3 COVID-19/Market Datapoints To Watch
By admin_45 in Blog
We covered a lot of ground in our Markets section of our Full Report, but here are 3 data points that expand on that content:
#1: US Google search volumes for both “face mask” and “Lysol” now outnumber those for the entire Kardashian clan. We aren’t trying to poke fun about a serious issue; this comparison shows Americans are quite concerned about their personal health. That, to our thinking, is why large US companies/trade organizations are cancelling mass gatherings and discretionary business travel. People are worried.

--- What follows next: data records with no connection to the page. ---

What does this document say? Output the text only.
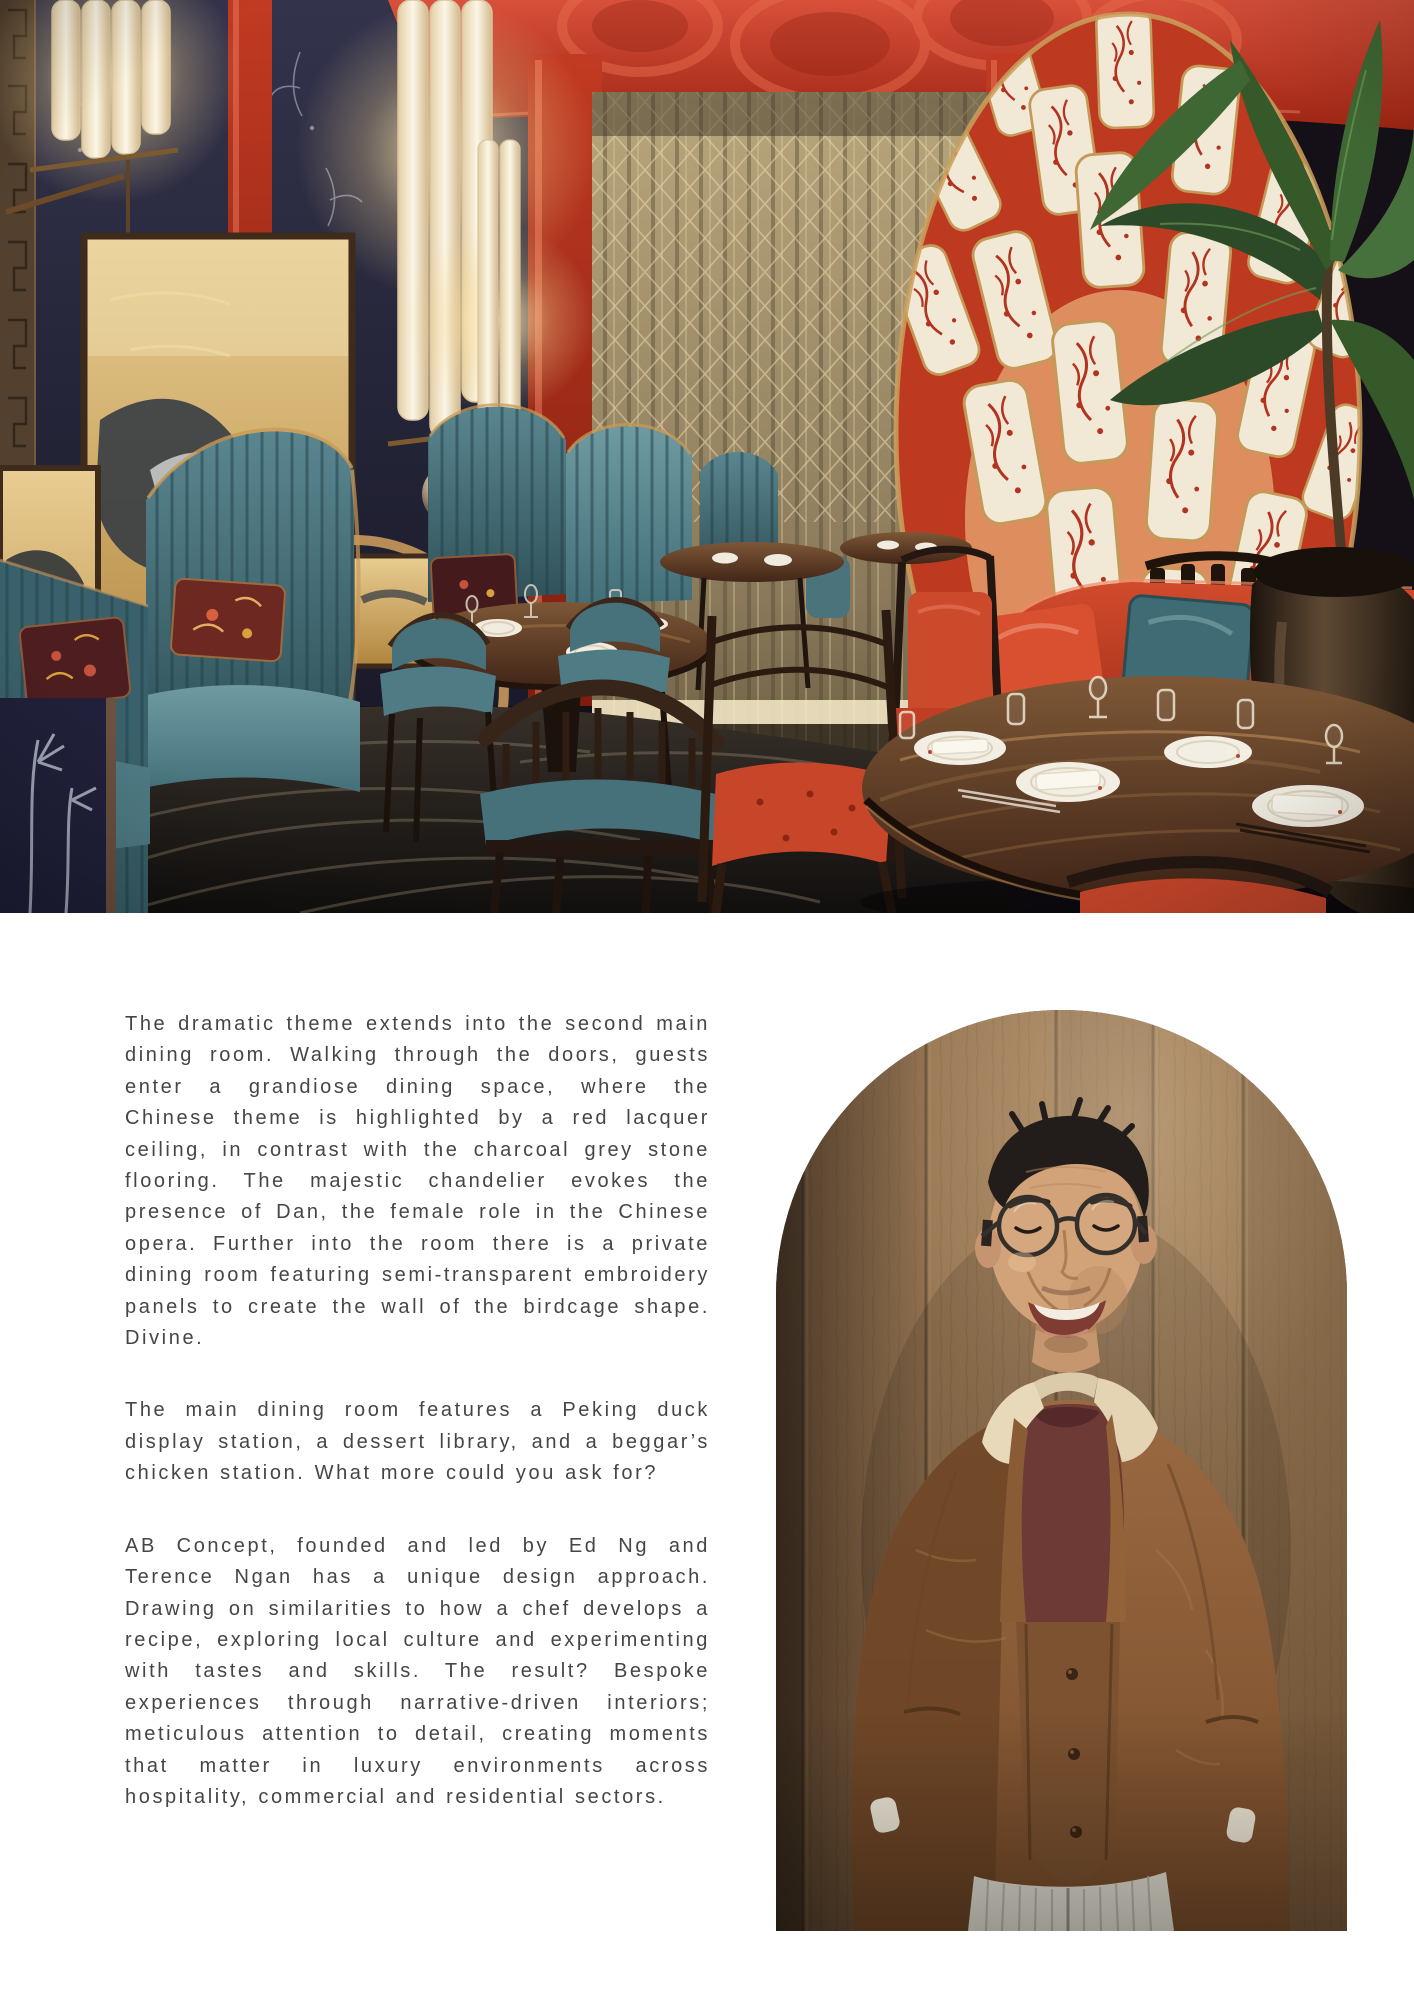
The dramatic theme extends into the second main dining room. Walking through the doors, guests enter a grandiose dining space, where the Chinese theme is highlighted by a red lacquer ceiling, in contrast with the charcoal grey stone flooring. The majestic chandelier evokes the presence of Dan, the female role in the Chinese opera. Further into the room there is a private dining room featuring semi-transparent embroidery panels to create the wall of the birdcage shape. Divine.

The main dining room features a Peking duck display station, a dessert library, and a beggar’s chicken station. What more could you ask for?

AB Concept, founded and led by Ed Ng and Terence Ngan has a unique design approach. Drawing on similarities to how a chef develops a recipe, exploring local culture and experimenting with tastes and skills. The result? Bespoke experiences through narrative-driven interiors; meticulous attention to detail, creating moments that matter in luxury environments across hospitality, commercial and residential sectors.
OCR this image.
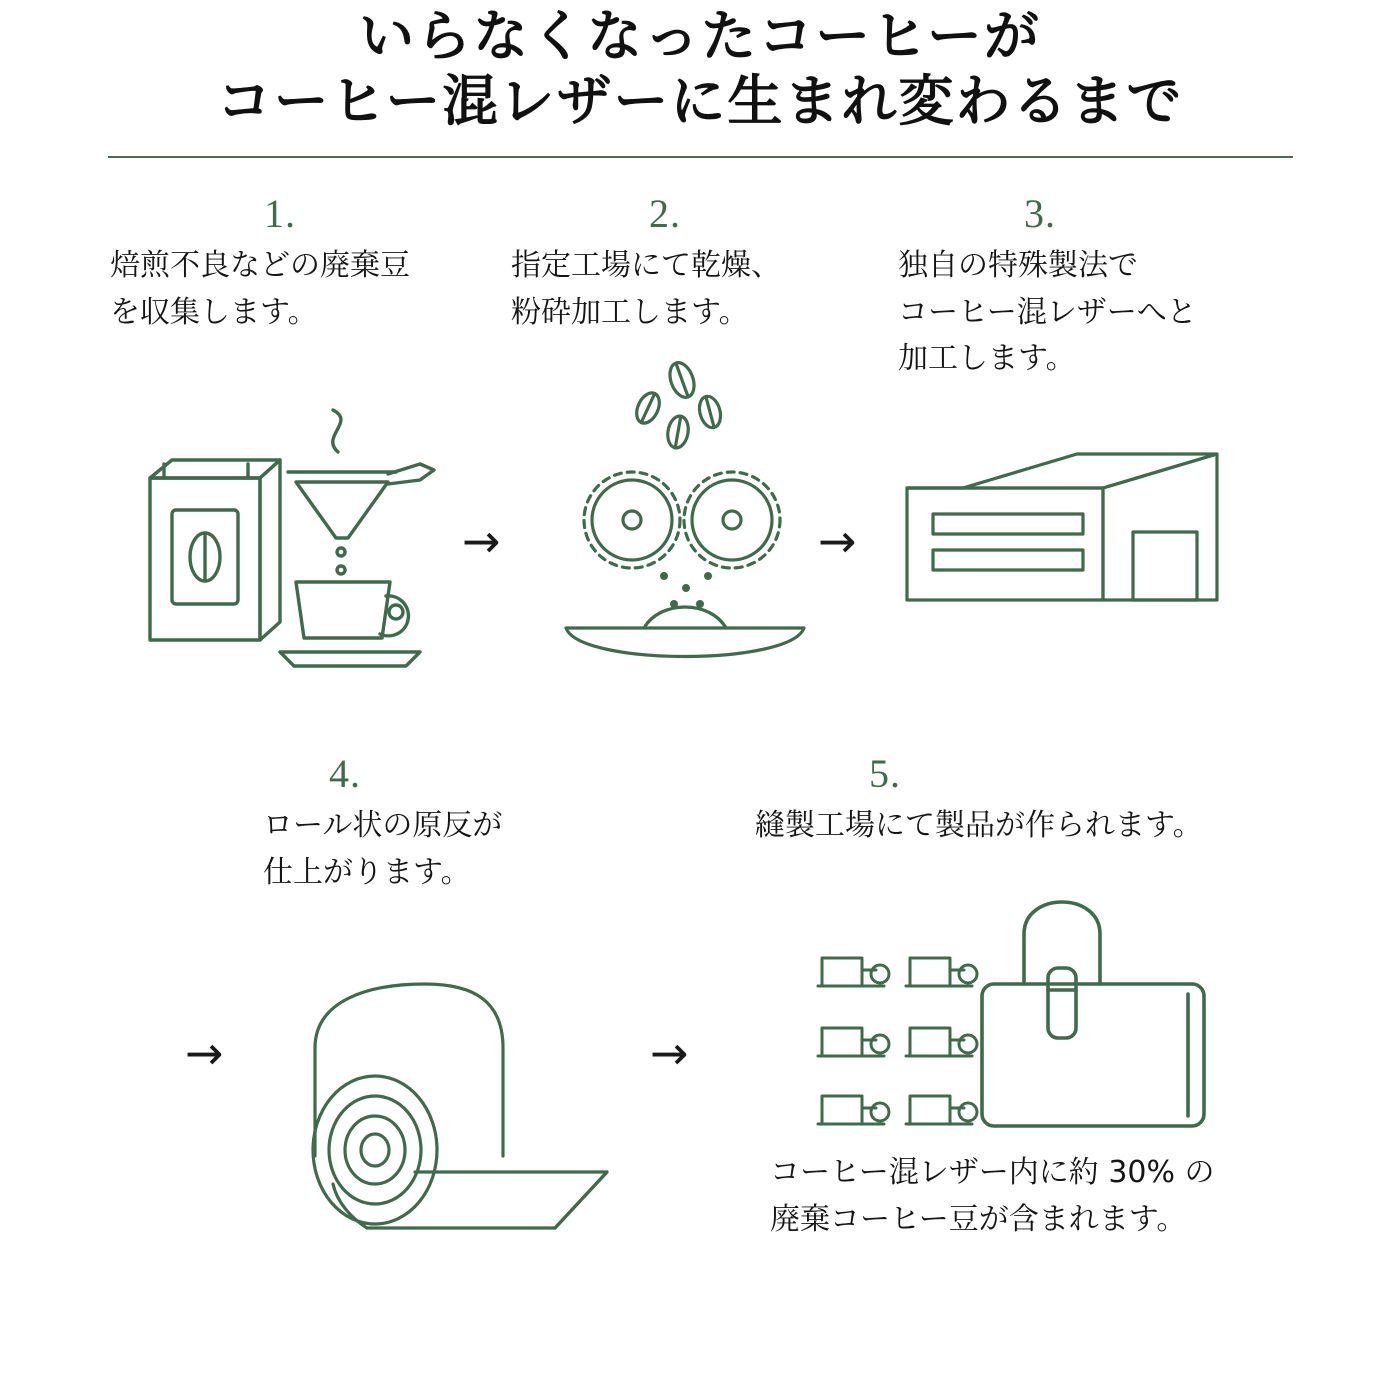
いらなくなったコーヒーが
コーヒー混レザーに生まれ変わるまで
1.
焙煎不良などの廃棄豆
を収集します。
→
2.
指定工場にて乾燥、
粉砕加工します。
→
3.
独自の特殊製法で
コーヒー混レザーへと
加工します。
4.
ロール状の原反が
仕上がります。
→	→
5.
縫製工場にて製品が作られます。
コーヒー混レザー内に約 30% の
廃棄コーヒー豆が含まれます。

#2: Investment grade corporate bond spreads have only just started to move and remain far below prior periods of economic stress, even excluding the Financial Crisis. At 121 basis points over Treasuries, they aren’t even back to 2019 highs (1.36%), let alone 5-year (219 bp) or 10-year highs (272 bp). Remember our caution about Q1 2020 corporate earnings, which are in flux, and also recall that high yield spreads are similarly out-of-sync with current equity market volatility.
Here is the 10-year history of investment grade spreads:

And here is the same data for high yield corporates:

#3: Finally, grab bag of data points from the last week…
… On US equity performance:
- Growth beat value across both US large and small caps. S&P 500 Growth, -10.4%. S&P 500 Value, -12.3%. Russell 2000 Growth, -11.3%. Russell 2000 Value, -12.4%.
- The Momentum factor beat the S&P 500, -10.6% versus -11.9%, and is still well ahead on the year (-3.7% vs. -8.6%).
- S&P Dividend Aristocrats (SDY) only matched the S&P 500’s performance, down 11.9%.
… And a few observations from ETF money flows courtesy of www.xtf.com:
- Outflows totaled $33.5 billion, all of which came out of just 7 funds: SPY (S&P 500, -$21.0 billion), HYG (high yield corporate bonds, -$3.9 billion), LQD (investment grade corporate bonds, -$2.0 billion), QQQ (NASDAQ 100, -$1.9 billion), JNK (high yield corporates, -$1.8 billion), EEM (emerging market equities, -$1.6 billion), and XLF (US large cap financials, -$1.4 billion).
- Inflows into sovereign debt ETFs totaled $3.4 billion, and gold funds received $334 million of fresh money (although a slowdown from the $462/week 2020 average).
- VIX-linked ETFs saw $930 million of outflows last week, headlined by redemptions in VXX (-$541 million) and UVXY (-$309 million). Whatever the VIX was doing last week, in other words, it was not the result of incremental buying by these products.